The New York Times reports "Frantic Phoning Among CEOs" about how they should address President Trump's ban on travel from Muslim-majority countries. Leaders want to oppose the ban but are concerned about "poking the bear," according to the article. The new president has taken tweet jabs at others, for example, the union leader involved in Carrier negotiations when he spoke out.
In a statement on the Starbucks website, Schultz opposed initiatives around DACA, building a wall, the Affordable Care Act, and immigration. He pledged to employ 10,000 refugees.

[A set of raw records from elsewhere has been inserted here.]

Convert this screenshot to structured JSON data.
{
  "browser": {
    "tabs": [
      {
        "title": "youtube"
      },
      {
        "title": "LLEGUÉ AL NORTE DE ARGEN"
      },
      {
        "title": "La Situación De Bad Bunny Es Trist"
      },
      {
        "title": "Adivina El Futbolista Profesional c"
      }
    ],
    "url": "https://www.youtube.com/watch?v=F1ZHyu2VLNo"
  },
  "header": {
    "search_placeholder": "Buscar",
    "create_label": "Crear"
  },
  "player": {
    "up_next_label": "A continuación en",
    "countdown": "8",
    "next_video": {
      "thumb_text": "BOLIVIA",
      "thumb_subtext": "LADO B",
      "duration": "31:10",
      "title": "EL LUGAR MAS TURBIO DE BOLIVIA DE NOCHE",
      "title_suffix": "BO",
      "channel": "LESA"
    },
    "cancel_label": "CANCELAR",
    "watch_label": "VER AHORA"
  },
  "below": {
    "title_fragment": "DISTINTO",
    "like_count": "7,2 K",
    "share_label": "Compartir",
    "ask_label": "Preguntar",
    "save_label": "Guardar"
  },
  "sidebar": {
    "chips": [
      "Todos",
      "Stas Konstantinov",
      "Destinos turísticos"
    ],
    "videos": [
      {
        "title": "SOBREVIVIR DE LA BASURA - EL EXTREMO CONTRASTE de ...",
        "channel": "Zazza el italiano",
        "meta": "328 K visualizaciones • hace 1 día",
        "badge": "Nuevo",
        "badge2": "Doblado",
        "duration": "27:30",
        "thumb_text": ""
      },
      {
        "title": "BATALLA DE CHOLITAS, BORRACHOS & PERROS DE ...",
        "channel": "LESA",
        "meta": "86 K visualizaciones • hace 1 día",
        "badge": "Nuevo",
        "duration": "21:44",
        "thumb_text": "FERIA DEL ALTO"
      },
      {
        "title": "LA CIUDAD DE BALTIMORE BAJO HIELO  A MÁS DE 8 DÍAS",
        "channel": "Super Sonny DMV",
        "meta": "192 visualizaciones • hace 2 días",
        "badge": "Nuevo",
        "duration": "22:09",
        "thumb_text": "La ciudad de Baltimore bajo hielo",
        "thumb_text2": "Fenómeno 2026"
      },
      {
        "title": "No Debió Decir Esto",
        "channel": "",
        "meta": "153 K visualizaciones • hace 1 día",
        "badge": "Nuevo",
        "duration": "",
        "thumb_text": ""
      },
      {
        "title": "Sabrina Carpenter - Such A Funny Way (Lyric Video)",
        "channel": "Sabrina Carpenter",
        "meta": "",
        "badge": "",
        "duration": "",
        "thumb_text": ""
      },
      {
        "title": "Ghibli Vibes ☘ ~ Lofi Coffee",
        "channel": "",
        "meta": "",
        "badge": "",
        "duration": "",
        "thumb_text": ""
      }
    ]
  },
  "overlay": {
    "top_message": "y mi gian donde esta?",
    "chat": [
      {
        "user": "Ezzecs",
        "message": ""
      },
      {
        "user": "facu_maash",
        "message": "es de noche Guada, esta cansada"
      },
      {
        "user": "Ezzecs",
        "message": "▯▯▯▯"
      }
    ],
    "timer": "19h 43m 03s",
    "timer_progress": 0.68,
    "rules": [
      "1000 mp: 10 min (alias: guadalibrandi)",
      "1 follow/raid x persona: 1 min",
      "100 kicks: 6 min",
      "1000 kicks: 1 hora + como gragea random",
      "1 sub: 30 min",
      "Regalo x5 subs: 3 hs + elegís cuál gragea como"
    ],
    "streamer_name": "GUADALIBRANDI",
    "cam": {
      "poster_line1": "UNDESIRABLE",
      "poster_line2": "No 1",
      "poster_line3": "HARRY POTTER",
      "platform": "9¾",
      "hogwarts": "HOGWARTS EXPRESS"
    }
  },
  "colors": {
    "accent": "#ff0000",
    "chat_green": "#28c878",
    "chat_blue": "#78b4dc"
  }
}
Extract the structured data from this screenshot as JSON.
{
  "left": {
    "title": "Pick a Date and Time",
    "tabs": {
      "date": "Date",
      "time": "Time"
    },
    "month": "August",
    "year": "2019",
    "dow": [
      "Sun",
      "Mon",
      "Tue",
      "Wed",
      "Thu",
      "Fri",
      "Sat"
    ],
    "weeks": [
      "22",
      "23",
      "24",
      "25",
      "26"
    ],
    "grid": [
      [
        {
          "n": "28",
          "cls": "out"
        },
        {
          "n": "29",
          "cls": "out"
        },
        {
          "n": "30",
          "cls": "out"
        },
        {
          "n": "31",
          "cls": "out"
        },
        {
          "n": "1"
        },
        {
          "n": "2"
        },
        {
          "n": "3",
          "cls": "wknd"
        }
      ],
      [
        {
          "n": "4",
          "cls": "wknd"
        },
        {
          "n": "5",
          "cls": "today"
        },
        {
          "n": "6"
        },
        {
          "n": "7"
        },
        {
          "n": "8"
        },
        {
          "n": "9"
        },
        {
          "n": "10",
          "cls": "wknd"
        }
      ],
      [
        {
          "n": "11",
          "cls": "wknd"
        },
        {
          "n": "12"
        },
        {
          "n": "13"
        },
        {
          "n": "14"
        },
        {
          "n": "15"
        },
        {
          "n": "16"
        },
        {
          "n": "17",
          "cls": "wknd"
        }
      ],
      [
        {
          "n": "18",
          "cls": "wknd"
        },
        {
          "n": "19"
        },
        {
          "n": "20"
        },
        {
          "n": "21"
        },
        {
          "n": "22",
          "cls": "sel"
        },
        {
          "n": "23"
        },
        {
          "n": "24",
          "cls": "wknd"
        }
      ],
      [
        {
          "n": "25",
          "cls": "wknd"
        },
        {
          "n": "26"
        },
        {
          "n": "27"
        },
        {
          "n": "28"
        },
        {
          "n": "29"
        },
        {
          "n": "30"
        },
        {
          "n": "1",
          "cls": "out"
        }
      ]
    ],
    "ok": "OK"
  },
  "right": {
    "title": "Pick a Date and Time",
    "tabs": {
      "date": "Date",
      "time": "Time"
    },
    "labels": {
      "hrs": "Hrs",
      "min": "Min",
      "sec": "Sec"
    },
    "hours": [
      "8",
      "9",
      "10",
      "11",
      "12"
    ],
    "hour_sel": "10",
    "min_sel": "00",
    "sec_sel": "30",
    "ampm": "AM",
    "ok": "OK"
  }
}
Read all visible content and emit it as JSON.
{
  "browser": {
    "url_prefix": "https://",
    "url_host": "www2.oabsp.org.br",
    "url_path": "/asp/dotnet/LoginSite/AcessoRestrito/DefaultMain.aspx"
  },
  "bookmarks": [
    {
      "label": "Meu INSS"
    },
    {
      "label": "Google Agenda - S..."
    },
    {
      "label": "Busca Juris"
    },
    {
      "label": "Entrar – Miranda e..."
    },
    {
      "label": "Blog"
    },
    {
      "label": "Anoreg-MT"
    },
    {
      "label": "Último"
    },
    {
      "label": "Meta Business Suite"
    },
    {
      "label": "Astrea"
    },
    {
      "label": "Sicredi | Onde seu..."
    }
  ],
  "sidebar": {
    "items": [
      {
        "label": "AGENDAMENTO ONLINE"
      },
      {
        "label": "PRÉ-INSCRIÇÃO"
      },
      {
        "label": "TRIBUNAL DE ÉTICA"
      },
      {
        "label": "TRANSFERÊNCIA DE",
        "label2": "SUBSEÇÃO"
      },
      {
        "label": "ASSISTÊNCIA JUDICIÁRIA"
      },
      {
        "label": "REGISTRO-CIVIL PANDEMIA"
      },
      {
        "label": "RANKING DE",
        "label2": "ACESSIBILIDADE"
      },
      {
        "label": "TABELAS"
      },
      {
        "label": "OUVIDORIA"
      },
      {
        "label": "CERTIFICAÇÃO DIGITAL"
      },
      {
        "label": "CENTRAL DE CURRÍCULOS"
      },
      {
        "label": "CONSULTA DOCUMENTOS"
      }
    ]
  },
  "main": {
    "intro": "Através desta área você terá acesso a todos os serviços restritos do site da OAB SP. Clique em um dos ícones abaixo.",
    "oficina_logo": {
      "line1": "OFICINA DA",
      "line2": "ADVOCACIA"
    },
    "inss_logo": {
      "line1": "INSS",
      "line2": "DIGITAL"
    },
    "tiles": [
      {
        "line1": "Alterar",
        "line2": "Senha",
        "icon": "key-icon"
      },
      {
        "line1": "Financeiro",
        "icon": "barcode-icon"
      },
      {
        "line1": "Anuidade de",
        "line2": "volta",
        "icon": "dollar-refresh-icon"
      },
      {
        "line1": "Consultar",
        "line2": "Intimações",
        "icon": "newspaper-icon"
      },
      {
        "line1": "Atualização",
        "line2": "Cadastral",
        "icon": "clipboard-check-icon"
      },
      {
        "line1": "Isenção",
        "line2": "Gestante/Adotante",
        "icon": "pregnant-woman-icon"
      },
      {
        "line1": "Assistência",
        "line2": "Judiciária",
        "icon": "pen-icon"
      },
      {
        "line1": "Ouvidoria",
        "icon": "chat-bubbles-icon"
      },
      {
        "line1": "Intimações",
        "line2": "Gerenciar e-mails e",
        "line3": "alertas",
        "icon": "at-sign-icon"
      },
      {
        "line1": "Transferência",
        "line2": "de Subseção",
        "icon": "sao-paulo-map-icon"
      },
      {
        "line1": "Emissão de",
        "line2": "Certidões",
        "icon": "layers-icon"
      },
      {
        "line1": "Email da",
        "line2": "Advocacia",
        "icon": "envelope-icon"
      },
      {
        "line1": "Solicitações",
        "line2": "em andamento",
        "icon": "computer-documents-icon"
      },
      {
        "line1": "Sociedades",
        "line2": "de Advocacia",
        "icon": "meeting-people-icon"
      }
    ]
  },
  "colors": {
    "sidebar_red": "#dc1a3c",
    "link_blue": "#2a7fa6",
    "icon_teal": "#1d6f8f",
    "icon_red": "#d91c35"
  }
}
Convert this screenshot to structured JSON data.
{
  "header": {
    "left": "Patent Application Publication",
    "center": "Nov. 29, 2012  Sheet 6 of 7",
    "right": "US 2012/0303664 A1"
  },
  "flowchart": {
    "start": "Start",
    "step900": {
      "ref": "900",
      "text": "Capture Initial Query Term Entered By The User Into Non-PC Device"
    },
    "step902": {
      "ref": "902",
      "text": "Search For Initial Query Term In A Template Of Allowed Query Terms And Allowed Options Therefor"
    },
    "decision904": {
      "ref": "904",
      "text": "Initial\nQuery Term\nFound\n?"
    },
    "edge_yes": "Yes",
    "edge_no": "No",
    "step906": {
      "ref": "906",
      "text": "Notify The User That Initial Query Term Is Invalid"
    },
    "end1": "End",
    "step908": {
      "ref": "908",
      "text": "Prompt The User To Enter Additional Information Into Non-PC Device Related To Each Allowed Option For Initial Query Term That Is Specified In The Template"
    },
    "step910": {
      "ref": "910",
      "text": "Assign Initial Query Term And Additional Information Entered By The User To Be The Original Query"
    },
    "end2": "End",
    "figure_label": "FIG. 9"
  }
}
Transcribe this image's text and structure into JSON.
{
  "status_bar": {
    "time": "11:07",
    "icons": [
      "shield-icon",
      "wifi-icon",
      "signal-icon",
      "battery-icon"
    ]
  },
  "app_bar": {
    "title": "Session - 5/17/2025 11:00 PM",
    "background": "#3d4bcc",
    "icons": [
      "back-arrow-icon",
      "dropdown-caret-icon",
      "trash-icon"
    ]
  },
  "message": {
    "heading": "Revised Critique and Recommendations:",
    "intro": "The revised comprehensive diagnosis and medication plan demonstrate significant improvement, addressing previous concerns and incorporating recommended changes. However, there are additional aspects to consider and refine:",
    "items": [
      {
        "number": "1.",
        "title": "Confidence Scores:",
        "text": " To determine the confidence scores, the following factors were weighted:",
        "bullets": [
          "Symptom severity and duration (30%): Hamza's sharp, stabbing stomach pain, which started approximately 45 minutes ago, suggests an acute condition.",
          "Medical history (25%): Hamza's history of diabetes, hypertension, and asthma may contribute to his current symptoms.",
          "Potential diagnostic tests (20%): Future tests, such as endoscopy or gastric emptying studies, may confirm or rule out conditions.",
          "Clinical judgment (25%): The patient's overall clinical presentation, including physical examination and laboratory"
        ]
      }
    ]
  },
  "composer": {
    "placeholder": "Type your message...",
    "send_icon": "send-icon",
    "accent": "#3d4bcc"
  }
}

Mark Zuckerberg and Tim Cook also have come forward. Cook focused on Apple, of course: "In my conversations with officials here in Washington this week, I've made it clear that Apple believes deeply in the importance of immigration - both to our company and to our nation's future. Apple would not exist without immigration, let alone thrive and innovate the way we do." Other tech company leaders have weighed in their opposition: Airbnb, Uber, Lyft, Facebook, Google, Apple, Amazon, Expedia, and Microsoft.
The Times called financial firms' response more "moderate." For example, Lloyd Blanfein of Goldman Sachs said, "For us to be successful, our men and women must reflect the diversity of the communities and cultures in which we operate. That means we must attract, retain and motivate people from many backgrounds and perspectives. Being diverse is not optional; it is what we must be."
The article also noted energy and heavy industries' "mixed-bag" response, consumer and retail companies' resistance, and media and telecom's "no comment."
- What risks and rewards do CEOs face in addressing the travel ban?
- Why are industries responding differently? What does each have to lose or gain?
- Assess Howard Schultz's statement. While others are questioning how and whether to respond, he is on it. Why?